The island was isolated around 10,000 years ago by rising sea levels.

== Flora ==
The island contains 104 species of plants. Large stands of peppermint trees (Agonis flexuosa) are found on the sheltered upper slopes of the island, while forested stretches of Rottnest Island teatree (Melaleuca lanceolata) grow on the lower slopes. The Bald Island marlock (Eucalyptus conferruminata) forms dense thickets on parts of the island. More exposed areas are covered by open heath and tussock species, as well as closed shrubby patches mostly comprising Melaleuca microphylla.

== Fauna ==
The island supports a population of reptiles - . One of the species of skink, Ctenotus labillardieri, has evolved into a distinctive insular race on the island. There are no snakes on the island. Marine mammals such as New Zealand fur seals and Australian sea lions inhabit Bald Island. There are a few mainland mammals, including the quokka, and a population of Gilbert's potoroo is also being established. The island forms part of the Two Peoples Bay and Mount Manypeaks Important Bird Area, identified as such by BirdLife International because of its significance in the conservation of several rare and threatened bird species. It acts as an important breeding ground for great-winged petrels and little penguins.

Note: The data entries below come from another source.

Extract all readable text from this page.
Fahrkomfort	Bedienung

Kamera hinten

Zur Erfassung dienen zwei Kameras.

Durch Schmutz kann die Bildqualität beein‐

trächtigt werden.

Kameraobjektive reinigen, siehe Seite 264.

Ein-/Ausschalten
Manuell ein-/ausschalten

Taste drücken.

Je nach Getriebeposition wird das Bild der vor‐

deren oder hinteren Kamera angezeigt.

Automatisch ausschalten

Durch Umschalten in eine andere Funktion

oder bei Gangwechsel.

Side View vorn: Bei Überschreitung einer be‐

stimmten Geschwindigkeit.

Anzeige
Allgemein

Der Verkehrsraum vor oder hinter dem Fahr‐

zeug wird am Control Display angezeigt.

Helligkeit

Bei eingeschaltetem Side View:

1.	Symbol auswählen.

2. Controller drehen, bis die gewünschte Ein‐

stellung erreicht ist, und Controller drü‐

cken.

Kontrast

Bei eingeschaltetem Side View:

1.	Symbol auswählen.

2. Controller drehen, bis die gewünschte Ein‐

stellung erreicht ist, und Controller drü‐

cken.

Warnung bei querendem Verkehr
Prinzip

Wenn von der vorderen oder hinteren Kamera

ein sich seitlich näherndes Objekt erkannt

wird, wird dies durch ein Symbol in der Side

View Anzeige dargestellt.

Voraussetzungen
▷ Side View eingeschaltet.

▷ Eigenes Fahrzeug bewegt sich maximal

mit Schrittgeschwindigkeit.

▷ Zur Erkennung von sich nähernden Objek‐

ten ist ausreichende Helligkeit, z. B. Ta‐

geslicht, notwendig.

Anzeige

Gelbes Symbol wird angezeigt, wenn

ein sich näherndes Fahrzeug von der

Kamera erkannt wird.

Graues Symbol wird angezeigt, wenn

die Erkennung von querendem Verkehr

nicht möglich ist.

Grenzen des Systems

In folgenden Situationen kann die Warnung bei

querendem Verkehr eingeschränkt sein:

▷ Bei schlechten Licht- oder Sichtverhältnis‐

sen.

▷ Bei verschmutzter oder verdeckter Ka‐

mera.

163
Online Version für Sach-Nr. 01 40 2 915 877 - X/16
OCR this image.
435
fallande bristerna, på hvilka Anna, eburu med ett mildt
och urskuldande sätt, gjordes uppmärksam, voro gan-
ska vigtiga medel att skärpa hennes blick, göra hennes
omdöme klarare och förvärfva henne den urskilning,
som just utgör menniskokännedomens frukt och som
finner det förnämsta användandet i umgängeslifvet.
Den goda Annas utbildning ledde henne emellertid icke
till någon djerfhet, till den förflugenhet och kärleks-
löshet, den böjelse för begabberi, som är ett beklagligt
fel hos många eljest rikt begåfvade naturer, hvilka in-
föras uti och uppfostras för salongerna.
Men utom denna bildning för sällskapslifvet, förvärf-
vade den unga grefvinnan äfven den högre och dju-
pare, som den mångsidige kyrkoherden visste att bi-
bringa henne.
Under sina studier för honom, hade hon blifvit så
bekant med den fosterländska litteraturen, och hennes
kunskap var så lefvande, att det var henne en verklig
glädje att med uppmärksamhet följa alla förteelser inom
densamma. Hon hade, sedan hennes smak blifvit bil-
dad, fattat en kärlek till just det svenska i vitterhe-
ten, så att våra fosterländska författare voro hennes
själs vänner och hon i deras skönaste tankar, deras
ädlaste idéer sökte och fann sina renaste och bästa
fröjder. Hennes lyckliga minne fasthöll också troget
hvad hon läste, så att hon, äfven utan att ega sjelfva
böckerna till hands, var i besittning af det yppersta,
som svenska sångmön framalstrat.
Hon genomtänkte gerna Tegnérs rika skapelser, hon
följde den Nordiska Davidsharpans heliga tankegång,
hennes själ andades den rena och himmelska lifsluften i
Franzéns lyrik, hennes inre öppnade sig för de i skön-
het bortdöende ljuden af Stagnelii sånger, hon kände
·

===Translocations of endangered species===
Due to its remote location, and lack of predators, the island was chosen in August 2005 as a site for the translocation of a Gilbert's potoroo population, with a total of 10 animals moved there, between making a total of 14. At that time just 40 individuals remained in the wild, in Two Peoples Bay Nature Reserve.

Another endangered species translocated to Bald Island is the noisy scrub-bird. In 1992 five males were taken from the Two Peoples Bay area and taken to Bald Island. In 1993 the area was surveyed to show that at least two had survived. In 1993 another three males and three females have been relocated to Bald Island. The estimated population of calling male birds on Bald Island in 2004 is 59 individuals.